To find $V[4X+2]$ I did $V[4X+2] = 4^2*V[X]$
To find $V[X]$ I used this formula:
$$\mu = 0.2*-2+0.3*2 = 0.2 \\V[X] = ((0.2*-2)^2-(0.2)^2)+(-0.2^2)+((2*0.3)^2-0.2^2) = 0.4\\ 4^2*0.4 = 6.4$$
However my professor did this:
$$V[X] = E[x^2]-E[X]^2 = 2-0.2^2=2-0.04 = 1.96\\ 4^2*1.96 = 31.36$$
I don't understand any of this. It makes no sense to me. Where did he even get that formula? The one we were given in theory class was the one from the screenshot. Can anyone explain this to me?
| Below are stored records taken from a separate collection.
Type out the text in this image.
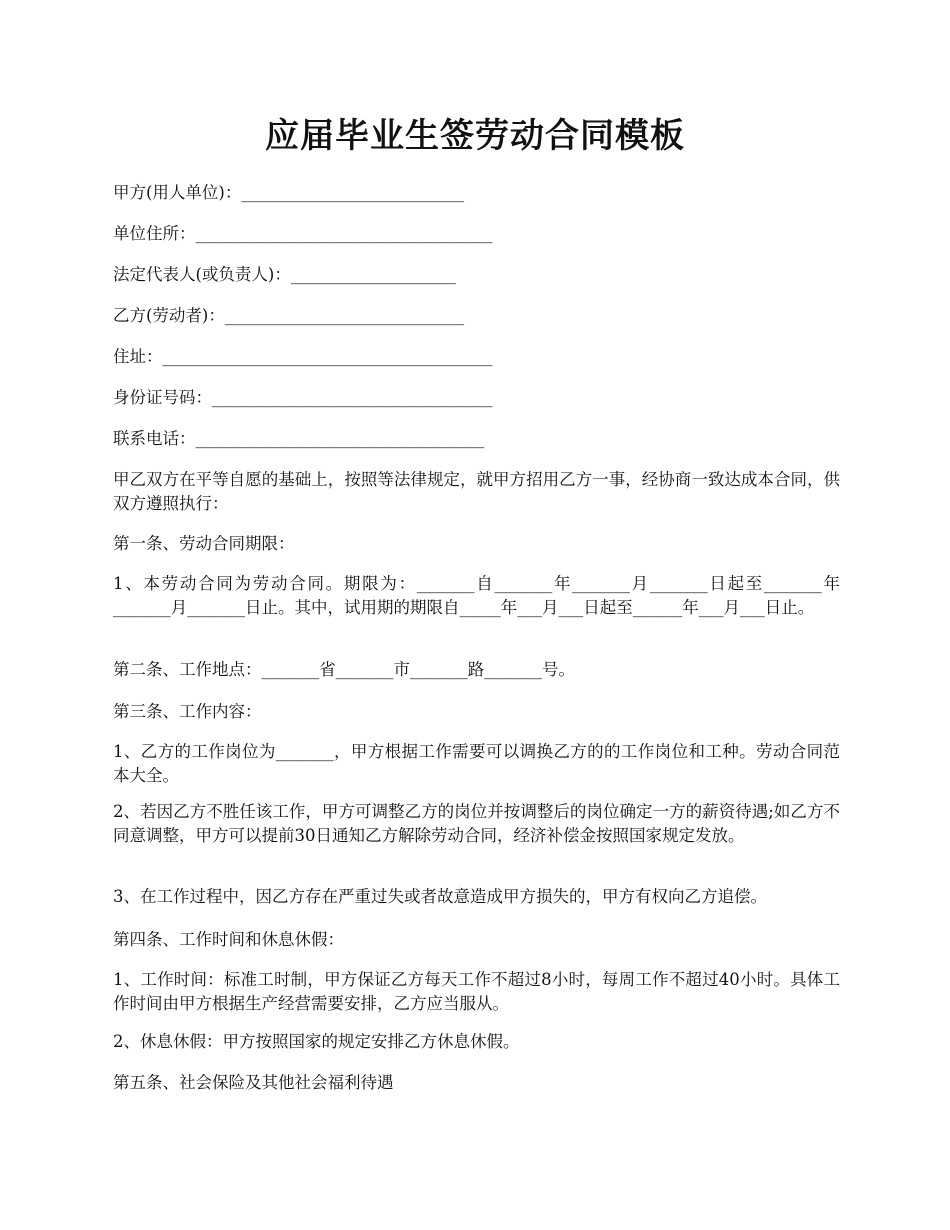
应届毕业生签劳动合同模板

甲方(用人单位)：___________________________

单位住所：____________________________________

法定代表人(或负责人)：____________________

乙方(劳动者)：_____________________________

住址：________________________________________

身份证号码：__________________________________

联系电话：___________________________________

甲乙双方在平等自愿的基础上，按照等法律规定，就甲方招用乙方一事，经协商一致达成本合同，供双方遵照执行：

第一条、劳动合同期限：

1、本劳动合同为劳动合同。期限为：_______自_______年_______月_______日起至_______年_______月_______日止。其中，试用期的期限自_____年___月___日起至______年___月___日止。

第二条、工作地点：_______省_______市_______路_______号。

第三条、工作内容：

1、乙方的工作岗位为_______，甲方根据工作需要可以调换乙方的的工作岗位和工种。劳动合同范本大全。

2、若因乙方不胜任该工作，甲方可调整乙方的岗位并按调整后的岗位确定一方的薪资待遇;如乙方不同意调整，甲方可以提前30日通知乙方解除劳动合同，经济补偿金按照国家规定发放。

3、在工作过程中，因乙方存在严重过失或者故意造成甲方损失的，甲方有权向乙方追偿。

第四条、工作时间和休息休假：

1、工作时间：标准工时制，甲方保证乙方每天工作不超过8小时，每周工作不超过40小时。具体工作时间由甲方根据生产经营需要安排，乙方应当服从。

2、休息休假：甲方按照国家的规定安排乙方休息休假。

第五条、社会保险及其他社会福利待遇
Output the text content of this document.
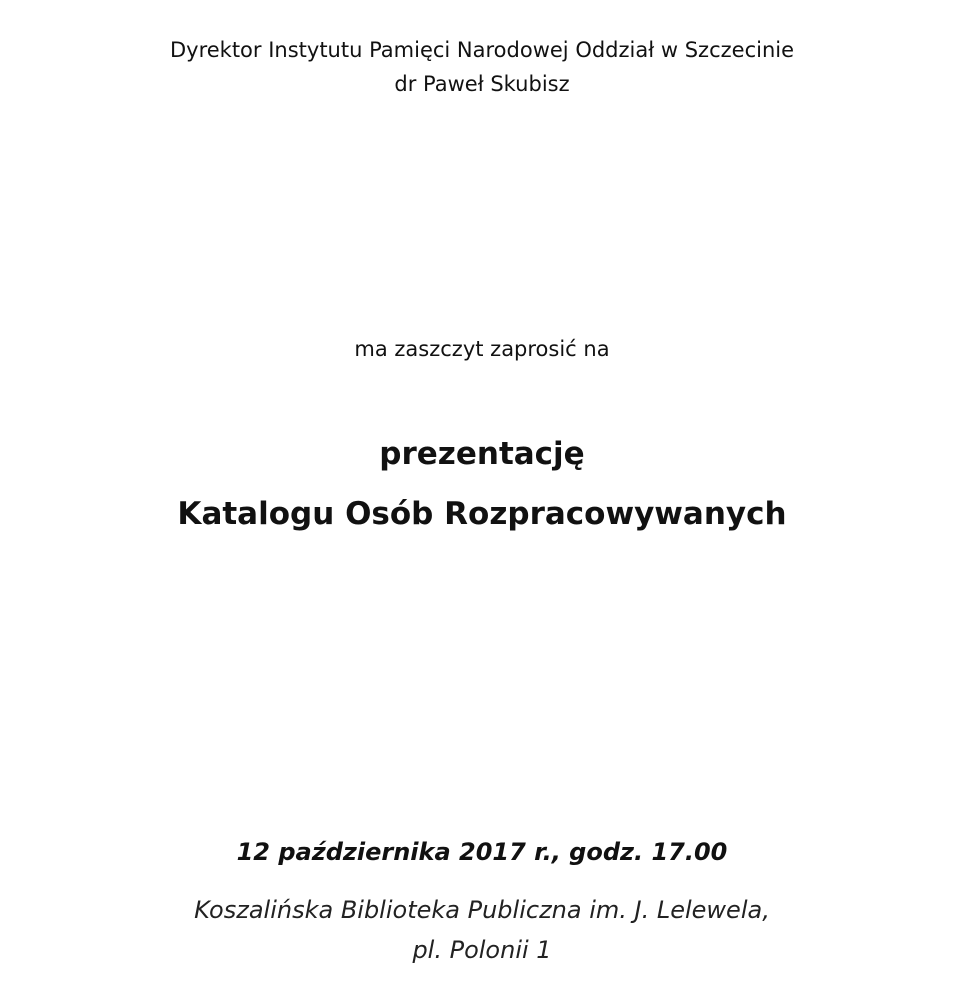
Dyrektor Instytutu Pamięci Narodowej Oddział w Szczecinie
dr Paweł Skubisz
ma zaszczyt zaprosić na
prezentację
Katalogu Osób Rozpracowywanych
12 października 2017 r., godz. 17.00
Koszalińska Biblioteka Publiczna im. J. Lelewela,
pl. Polonii 1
It is known that $V[X] = E[X^{2}] - E[X]^{2}$, for any random variable $X$. Using your definition: $$\begin{align} V[X] &= E[(X - E[X])^{2}] \\&= E\left[X^2-2XE[X]+E[X]^2\right] \\&= E[X^{2}]-E[2XE[X]] + E[E[X]^{2}] \\&= E[X^{2}]-2E[X]^{2} + E[X]^{2} \\& = E[X^{2}]-E[X]^{2} \end{align}$$ Your calculation for $V[X]$ is wrong. $$\begin{align} V[X] &= \sum_{x} (x - E[X])^{2} f(x) \\ & = (-2 -0.2)^{2} f(-2) + (0 - 0.2)^{2} f(0) + (2-0.2)^{2} f(2) \\ & = 4.84 \cdot 0.2 + 0.04\cdot0.5 + 3.24\cdot0.3 \\ & = 1.96 \end{align}$$
Note that expectation is linear, which follows from the formula.